Critics of the Arab media routinely got all aflutter over allegations of Iraqi payoffs to Arab journalists, inflating rumors and minor incidents into a blanket indictment. The always egregious Stephen Hayes comes to mind, with a breezy January piece declaring that al Jazeera was on Iraq's payroll... but, then, we already know the problems Hayes has with the concept of "evidence," so let's leave that aside.
The focus on Iraqi money in the Arab media has always been a distraction from the real, vastly more significant issue of Saudi money. The Saudis have long used their wealth to buy, influence, and control the Arab media. This, more than anything else, accounts for the stultifying quality of much of the Arab media from the 1970s into the early 1990s. A crucial factor in al Jazeera's success was its independence from Saudi money, which allowed it to say and do things which virtually no other Arab television station could or would. That's a major reason that it succeeded, and a major reason why the Saudis (and many other Arab governments, and the United States) came to loathe it.

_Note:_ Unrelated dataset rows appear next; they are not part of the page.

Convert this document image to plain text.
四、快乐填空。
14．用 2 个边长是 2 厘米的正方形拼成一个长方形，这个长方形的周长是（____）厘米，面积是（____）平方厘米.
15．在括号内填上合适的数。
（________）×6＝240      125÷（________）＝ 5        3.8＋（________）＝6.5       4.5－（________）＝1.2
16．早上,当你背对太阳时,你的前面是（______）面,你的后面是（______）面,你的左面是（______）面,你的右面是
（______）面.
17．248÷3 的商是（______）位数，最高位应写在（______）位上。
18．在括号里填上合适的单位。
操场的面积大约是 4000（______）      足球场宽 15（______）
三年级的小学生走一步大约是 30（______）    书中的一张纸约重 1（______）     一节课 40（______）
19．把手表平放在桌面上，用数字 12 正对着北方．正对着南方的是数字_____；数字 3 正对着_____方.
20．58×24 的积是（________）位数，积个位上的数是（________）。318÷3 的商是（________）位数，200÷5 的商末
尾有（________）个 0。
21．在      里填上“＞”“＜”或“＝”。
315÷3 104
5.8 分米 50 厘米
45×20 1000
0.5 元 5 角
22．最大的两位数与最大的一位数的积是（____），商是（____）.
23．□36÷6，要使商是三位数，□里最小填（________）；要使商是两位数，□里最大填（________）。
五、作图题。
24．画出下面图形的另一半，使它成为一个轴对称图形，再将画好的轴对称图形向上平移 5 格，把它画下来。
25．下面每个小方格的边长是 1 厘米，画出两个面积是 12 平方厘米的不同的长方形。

I was reminded of all this by the veteran Jordanian journalist Tareq Masarweh. In an article in al Rai today, Masarweh takes a look at the Saudi-owned television stations and other media. And what issue dominates that media, to the near exclusion of all others? Lebanon's national beauty pageant, which as he puts it, has been receiving 24 hour coverage, of where the contestants sleep and what they eat and what they wear... Which, for Masarweh, raises the question of why Saudi stations find the Lebanese beauty contest so important, at a time when bombs are rocking the streets of Riyadh and the Saudi streets have been the scene of horrific terrorism. Not such a mystery, of course. The Saudis use their control of the media to prevent coverage of Saudi domestic affairs. Masarweh singles out the newspaper al Sharq al Awsat as the only Saudi-owned media which has seriously covered these internal Saudi affairs (I would also include al Hayat, but that's still a newspaper and not television).
It's quite ironic, once again, that the Bush administration seems quite happy to ignore this Saudi media control, and even to encourage it. The transfer of management at al Arabiya, for example, was all about imposing a more conservative line on that station even if it cost it market share - rewarded, in turn, with the Bush interview.